Brauchen wir eine neue Hermeneutik? – Diese Frage ist rhetorisch und scheint aktuell nur vernünftig zu sein. Doch genau dieser Anschein indiziert erneut jenes Dilemma, in dem sich die aktuelle Lektürepraxis befindet. In dem durch die Digitalisierung beschleunigten Wandel der Lektürepraxis bricht es regelrecht auf, denn in ihm erweist sich die Hermeneutik als ein für Kommunikation und Lektüre unabdingbares ethisches Projekt, das zugleich selbst von eben jener Diversifizierung betroffen ist, die durch die technologisch forcierte Rationalität in Gang gebracht wurde. So zeugt die philosophisch irritierende, germanistische bzw. allgemein literatur- und sprachwissenschaftliche Pluralisierung in vielen fach- oder teilfachspezifischen Hermeneutiken ebenso vom aktuellen Problem der Hermeneutik wie von ihrer Unabdingbarkeit. Die Forderung nach einer Neuen Hermeneutik setzt also zuerst die Diagnose voraus, wie und wo ihre Spielarten sich aktuell verorten, um danach jenen gemeinsamen Ort anzuvisieren, der die Hermeneutik gleichzeitig im ›Wir‹ der Fragestellung zusammenhält. Die dazu möglichen Diagnosen werden wiederum verschieden ausfallen. Doch erst in der Summe ermöglichen sie – so die These der Herausgeber*innen der Zeitschrift für Literaturwissenschaft und Linguistik – einen Beitrag zur Vergewisserung über das aktuelle Verständnisproblem.

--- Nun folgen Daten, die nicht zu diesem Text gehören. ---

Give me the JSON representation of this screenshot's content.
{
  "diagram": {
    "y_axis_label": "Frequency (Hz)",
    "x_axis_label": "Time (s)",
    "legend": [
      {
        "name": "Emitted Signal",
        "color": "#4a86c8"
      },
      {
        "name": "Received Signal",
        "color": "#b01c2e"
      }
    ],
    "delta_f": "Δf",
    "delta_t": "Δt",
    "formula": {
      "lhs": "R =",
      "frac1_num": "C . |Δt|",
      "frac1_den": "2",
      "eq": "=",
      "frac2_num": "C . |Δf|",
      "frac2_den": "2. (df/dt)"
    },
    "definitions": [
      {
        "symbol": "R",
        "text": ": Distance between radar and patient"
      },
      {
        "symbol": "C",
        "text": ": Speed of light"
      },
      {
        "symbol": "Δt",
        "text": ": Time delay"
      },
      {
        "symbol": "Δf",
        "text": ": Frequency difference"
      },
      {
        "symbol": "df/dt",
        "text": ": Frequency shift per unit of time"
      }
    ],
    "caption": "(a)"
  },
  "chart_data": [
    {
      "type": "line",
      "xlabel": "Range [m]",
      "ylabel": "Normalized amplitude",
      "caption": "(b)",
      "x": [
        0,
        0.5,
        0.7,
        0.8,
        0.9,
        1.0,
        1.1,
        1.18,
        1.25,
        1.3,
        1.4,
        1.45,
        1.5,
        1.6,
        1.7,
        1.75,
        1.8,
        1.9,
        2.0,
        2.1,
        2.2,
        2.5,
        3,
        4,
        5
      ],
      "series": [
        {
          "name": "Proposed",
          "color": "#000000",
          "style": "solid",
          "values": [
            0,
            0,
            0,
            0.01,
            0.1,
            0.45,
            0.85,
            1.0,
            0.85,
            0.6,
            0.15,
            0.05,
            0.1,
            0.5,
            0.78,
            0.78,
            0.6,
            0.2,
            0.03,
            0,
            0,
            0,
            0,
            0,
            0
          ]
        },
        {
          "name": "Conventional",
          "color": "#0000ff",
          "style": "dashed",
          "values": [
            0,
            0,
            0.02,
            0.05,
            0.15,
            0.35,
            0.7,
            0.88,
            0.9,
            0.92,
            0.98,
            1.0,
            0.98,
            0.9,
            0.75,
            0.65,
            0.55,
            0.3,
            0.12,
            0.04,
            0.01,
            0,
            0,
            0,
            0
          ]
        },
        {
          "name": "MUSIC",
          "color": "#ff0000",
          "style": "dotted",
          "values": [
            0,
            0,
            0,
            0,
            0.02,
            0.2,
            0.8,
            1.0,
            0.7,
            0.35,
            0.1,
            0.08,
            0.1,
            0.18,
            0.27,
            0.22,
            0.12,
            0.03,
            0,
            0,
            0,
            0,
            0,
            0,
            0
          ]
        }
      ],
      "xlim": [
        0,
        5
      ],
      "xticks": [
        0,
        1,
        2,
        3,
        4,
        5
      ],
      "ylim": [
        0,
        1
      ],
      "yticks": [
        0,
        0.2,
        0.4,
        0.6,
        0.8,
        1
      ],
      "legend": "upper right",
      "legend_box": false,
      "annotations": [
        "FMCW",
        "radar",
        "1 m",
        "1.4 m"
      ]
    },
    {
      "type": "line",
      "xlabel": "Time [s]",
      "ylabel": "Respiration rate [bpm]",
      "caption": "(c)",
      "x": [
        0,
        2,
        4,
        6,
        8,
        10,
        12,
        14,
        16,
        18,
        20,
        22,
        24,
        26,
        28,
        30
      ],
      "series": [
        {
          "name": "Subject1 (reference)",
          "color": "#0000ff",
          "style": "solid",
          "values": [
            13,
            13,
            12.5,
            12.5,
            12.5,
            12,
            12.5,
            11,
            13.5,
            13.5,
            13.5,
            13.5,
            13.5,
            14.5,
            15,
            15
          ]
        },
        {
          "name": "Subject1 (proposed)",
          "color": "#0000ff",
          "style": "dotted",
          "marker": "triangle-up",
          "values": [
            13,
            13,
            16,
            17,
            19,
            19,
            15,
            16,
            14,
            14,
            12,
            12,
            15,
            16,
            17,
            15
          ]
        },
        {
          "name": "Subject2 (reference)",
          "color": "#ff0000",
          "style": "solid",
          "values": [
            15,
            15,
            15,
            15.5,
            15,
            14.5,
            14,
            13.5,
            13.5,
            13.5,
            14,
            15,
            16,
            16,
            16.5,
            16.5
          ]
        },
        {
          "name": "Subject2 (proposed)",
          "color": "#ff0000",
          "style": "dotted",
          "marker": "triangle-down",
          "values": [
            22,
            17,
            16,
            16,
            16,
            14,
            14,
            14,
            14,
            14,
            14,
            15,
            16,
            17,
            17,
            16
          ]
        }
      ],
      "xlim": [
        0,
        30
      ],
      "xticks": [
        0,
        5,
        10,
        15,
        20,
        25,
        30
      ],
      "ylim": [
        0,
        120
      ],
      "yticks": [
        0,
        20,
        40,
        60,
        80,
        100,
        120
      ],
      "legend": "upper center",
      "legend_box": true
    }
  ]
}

Do we need a new hermeneutics? – This question is rhetorical and seems only reasonable at the moment. But it is precisely this appearance that once again indicates the dilemma in which current reading practice finds itself. In the transformation of reading practice accelerated by digitalization, it breaks open, for hermeneutics proves to be an ethical project that is indispensable for communication and reading, and at the same time is itself affected by the very diversification that was set in motion by a technologically forced rationality. Thus, the philosophically irritating, Germanistic or general literary and linguistic pluralization into many, subject- or sub-subject-specific hermeneutics bears witness to the current problem of hermeneutics as well as to its indispensability. The demand for a New Hermeneutics thus presupposes first of all a diagnosis of how and where its varieties are currently located, in order to then target the common site that simultaneously holds hermeneutics together in the ›we‹ of the question. The possible diagnoses will again be different. But only in their totality – according to the thesis of the editors of the Zeitschrift für Literaturwissenschaft und Linguistik – will they contribute to a reassurance about the current problem of understanding.